When boiled down to the seemingly insignificant details of our daily existence, personal integrity (at least in a capitalistic society) can be challenging, if not downright paralyzing. It’s no longer just a few fringe conspiracy theorists who recognize that corporations are busy poisoning our natural resources and controlling our freedoms, and yet I still use banks, I still fill my car with gasoline, I still buy over-the-counter pills from my local drugstore. Sure, I own a pair of shoes from that vegan, sustainably-minded company in Europe, but I also own two pairs of leather Dr Martens. I haven’t stopped watching films like Manhattan or reruns of The Cosby Show. In terms of our support — financial or otherwise — of the businesses that run us, what can integrity even look like? Unless we want to retreat to a mountain hermitage, we have to participate in failed systems run by flawed humans, systems we ourselves helped create and perpetuate.

 

When it comes to these men we hate, or anyone we’ve branded as a villain, I can’t help but wonder whether the real issue isn’t the crimes themselves (as reprehensible as they are), but the fact that they often go unacknowledged. The most hated are those who have never been held accountable, who haven’t “paid” for their crimes. And what payment would satisfy us? Would the punishment be measured by length, or by magnitude? I’m not sure our society believes in the possibility of rehabilitation at all. In our white-hot righteousness, in our simplistic desire to see clear victims and villains, and to see villains punished, we risk overlooking context, nuance, and trauma. We ignore the fact that each person is more than just one or two of his deeds.

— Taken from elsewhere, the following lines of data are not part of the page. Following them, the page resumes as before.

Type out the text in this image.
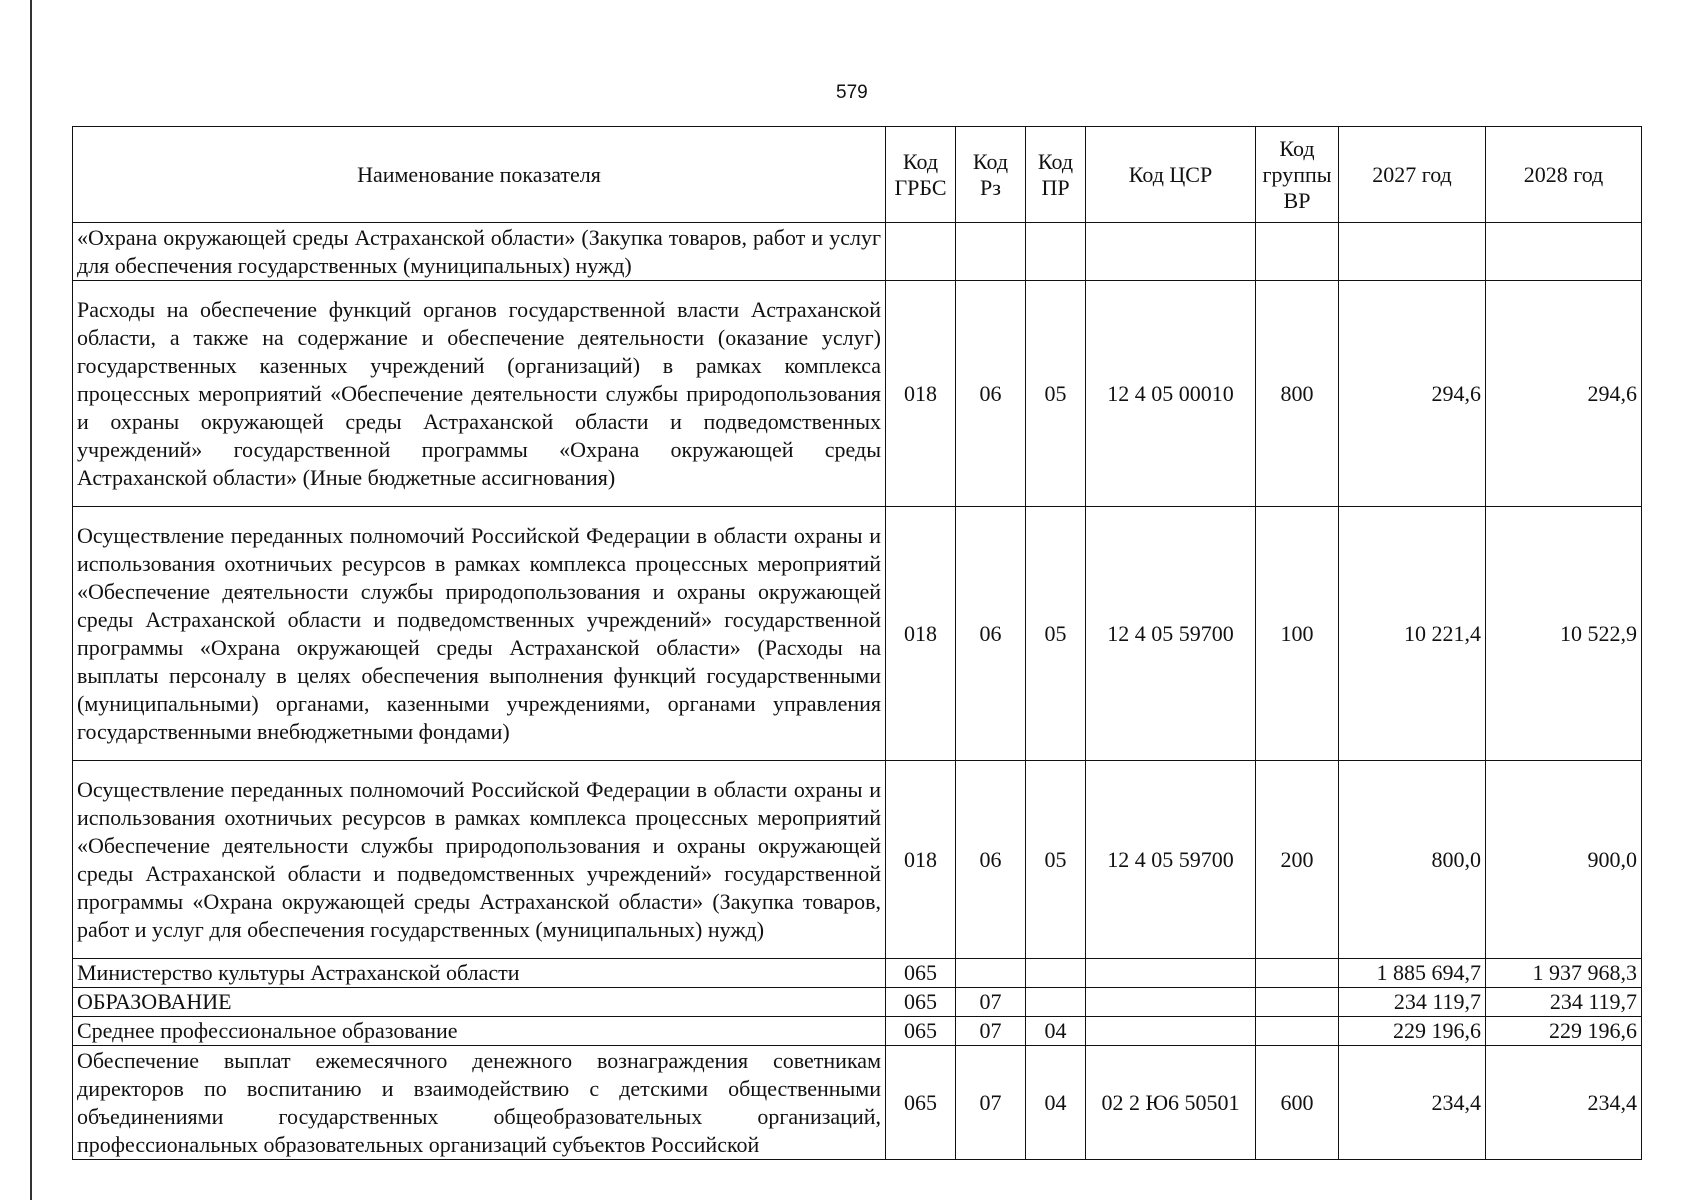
579
Наименование показателя	Код ГРБС	Код Рз	Код ПР	Код ЦСР	Код группы ВР	2027 год	2028 год
«Охрана окружающей среды Астраханской области» (Закупка товаров, работ и услуг для обеспечения государственных (муниципальных) нужд)							
Расходы на обеспечение функций органов государственной власти Астраханской области, а также на содержание и обеспечение деятельности (оказание услуг) государственных казенных учреждений (организаций) в рамках комплекса процессных мероприятий «Обеспечение деятельности службы природопользования и охраны окружающей среды Астраханской области и подведомственных учреждений» государственной программы «Охрана окружающей среды Астраханской области» (Иные бюджетные ассигнования)	018	06	05	12 4 05 00010	800	294,6	294,6
Осуществление переданных полномочий Российской Федерации в области охраны и использования охотничьих ресурсов в рамках комплекса процессных мероприятий «Обеспечение деятельности службы природопользования и охраны окружающей среды Астраханской области и подведомственных учреждений» государственной программы «Охрана окружающей среды Астраханской области» (Расходы на выплаты персоналу в целях обеспечения выполнения функций государственными (муниципальными) органами, казенными учреждениями, органами управления государственными внебюджетными фондами)	018	06	05	12 4 05 59700	100	10 221,4	10 522,9
Осуществление переданных полномочий Российской Федерации в области охраны и использования охотничьих ресурсов в рамках комплекса процессных мероприятий «Обеспечение деятельности службы природопользования и охраны окружающей среды Астраханской области и подведомственных учреждений» государственной программы «Охрана окружающей среды Астраханской области» (Закупка товаров, работ и услуг для обеспечения государственных (муниципальных) нужд)	018	06	05	12 4 05 59700	200	800,0	900,0
Министерство культуры Астраханской области	065					1 885 694,7	1 937 968,3
ОБРАЗОВАНИЕ	065	07				234 119,7	234 119,7
Среднее профессиональное образование	065	07	04			229 196,6	229 196,6
Обеспечение выплат ежемесячного денежного вознаграждения советникам директоров по воспитанию и взаимодействию с детскими общественными объединениями государственных общеобразовательных организаций, профессиональных образовательных организаций субъектов Российской	065	07	04	02 2 Ю6 50501	600	234,4	234,4
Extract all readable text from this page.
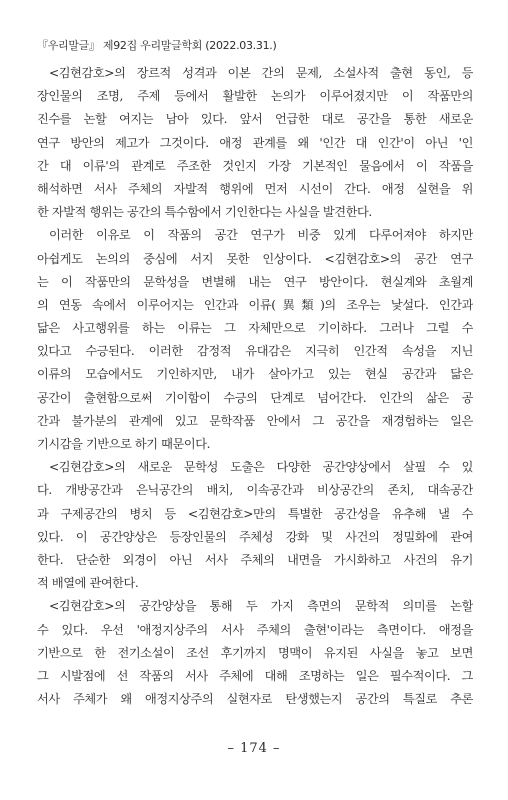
『우리말글』 제92집 우리말글학회 (2022.03.31.)
<김현감호>의 장르적 성격과 이본 간의 문제, 소설사적 출현 동인, 등
장인물의 조명, 주제 등에서 활발한 논의가 이루어졌지만 이 작품만의
진수를 논할 여지는 남아 있다. 앞서 언급한 대로 공간을 통한 새로운
연구 방안의 제고가 그것이다. 애정 관계를 왜 '인간 대 인간'이 아닌 '인
간 대 이류'의 관계로 주조한 것인지 가장 기본적인 물음에서 이 작품을
해석하면 서사 주체의 자발적 행위에 먼저 시선이 간다. 애정 실현을 위
한 자발적 행위는 공간의 특수함에서 기인한다는 사실을 발견한다.
이러한 이유로 이 작품의 공간 연구가 비중 있게 다루어져야 하지만
아쉽게도 논의의 중심에 서지 못한 인상이다. <김현감호>의 공간 연구
는 이 작품만의 문학성을 변별해 내는 연구 방안이다. 현실계와 초월계
의 연동 속에서 이루어지는 인간과 이류(異類)의 조우는 낯설다. 인간과
닮은 사고행위를 하는 이류는 그 자체만으로 기이하다. 그러나 그럴 수
있다고 수긍된다. 이러한 감정적 유대감은 지극히 인간적 속성을 지닌
이류의 모습에서도 기인하지만, 내가 살아가고 있는 현실 공간과 닮은
공간이 출현함으로써 기이함이 수긍의 단계로 넘어간다. 인간의 삶은 공
간과 불가분의 관계에 있고 문학작품 안에서 그 공간을 재경험하는 일은
기시감을 기반으로 하기 때문이다.
<김현감호>의 새로운 문학성 도출은 다양한 공간양상에서 살필 수 있
다. 개방공간과 은닉공간의 배치, 이속공간과 비상공간의 존치, 대속공간
과 구제공간의 병치 등 <김현감호>만의 특별한 공간성을 유추해 낼 수
있다. 이 공간양상은 등장인물의 주체성 강화 및 사건의 정밀화에 관여
한다. 단순한 외경이 아닌 서사 주체의 내면을 가시화하고 사건의 유기
적 배열에 관여한다.
<김현감호>의 공간양상을 통해 두 가지 측면의 문학적 의미를 논할
수 있다. 우선 '애정지상주의 서사 주체의 출현'이라는 측면이다. 애정을
기반으로 한 전기소설이 조선 후기까지 명맥이 유지된 사실을 놓고 보면
그 시발점에 선 작품의 서사 주체에 대해 조명하는 일은 필수적이다. 그
서사 주체가 왜 애정지상주의 실현자로 탄생했는지 공간의 특질로 추론
– 174 –
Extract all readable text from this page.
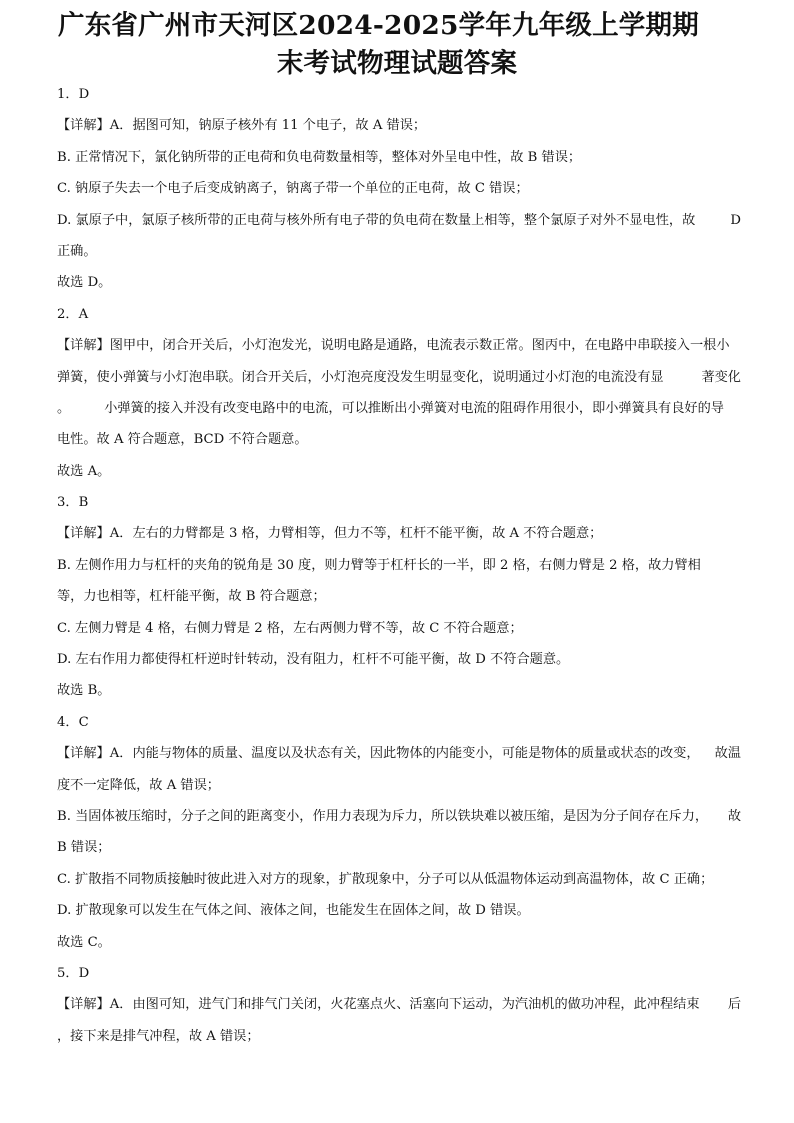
广东省广州市天河区2024-2025学年九年级上学期期
末考试物理试题答案
1．D
【详解】A．据图可知，钠原子核外有 11 个电子，故 A 错误；
B. 正常情况下，氯化钠所带的正电荷和负电荷数量相等，整体对外呈电中性，故 B 错误；
C. 钠原子失去一个电子后变成钠离子，钠离子带一个单位的正电荷，故 C 错误；
D. 氯原子中，氯原子核所带的正电荷与核外所有电子带的负电荷在数量上相等，整个氯原子对外不显电性，故	D
正确。
故选 D。
2．A
【详解】图甲中，闭合开关后，小灯泡发光，说明电路是通路，电流表示数正常。图丙中，在电路中串联接入一根小
弹簧，使小弹簧与小灯泡串联。闭合开关后，小灯泡亮度没发生明显变化，说明通过小灯泡的电流没有显	著变化
。	小弹簧的接入并没有改变电路中的电流，可以推断出小弹簧对电流的阻碍作用很小，即小弹簧具有良好的导
电性。故 A 符合题意，BCD 不符合题意。
故选 A。
3．B
【详解】A．左右的力臂都是 3 格，力臂相等，但力不等，杠杆不能平衡，故 A 不符合题意；
B. 左侧作用力与杠杆的夹角的锐角是 30 度，则力臂等于杠杆长的一半，即 2 格，右侧力臂是 2 格，故力臂相
等，力也相等，杠杆能平衡，故 B 符合题意；
C. 左侧力臂是 4 格，右侧力臂是 2 格，左右两侧力臂不等，故 C 不符合题意；
D. 左右作用力都使得杠杆逆时针转动，没有阻力，杠杆不可能平衡，故 D 不符合题意。
故选 B。
4．C
【详解】A．内能与物体的质量、温度以及状态有关，因此物体的内能变小，可能是物体的质量或状态的改变， 故温
度不一定降低，故 A 错误；
B. 当固体被压缩时，分子之间的距离变小，作用力表现为斥力，所以铁块难以被压缩，是因为分子间存在斥力， 故
B 错误；
C. 扩散指不同物质接触时彼此进入对方的现象，扩散现象中，分子可以从低温物体运动到高温物体，故 C 正确；
D. 扩散现象可以发生在气体之间、液体之间，也能发生在固体之间，故 D 错误。
故选 C。
5．D
【详解】A．由图可知，进气门和排气门关闭，火花塞点火、活塞向下运动，为汽油机的做功冲程，此冲程结束 后
，接下来是排气冲程，故 A 错误；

In our simplistic desire to see clear victims and villains, and to see villains punished, we risk overlooking context, nuance, and trauma.

None of us find comfort in examining our choices unless we’ve learned to reason our way around them. But if that’s our modus operandi, how different are we really from a Polanski, continually fleeing, or a Weinstein, incredulous at his sentence? None of us get through this life with clean hands, and we’re lying to ourselves if we think we have. We are all of us criminals at some point, to some extent, and capable of the very worst. A willingness to investigate and acknowledge our own actions and their ramifications — whether their roots can be traced to abuse, survival, ancestry, illness, or anything else — is vital to our growth as individuals, as a society, and as a species.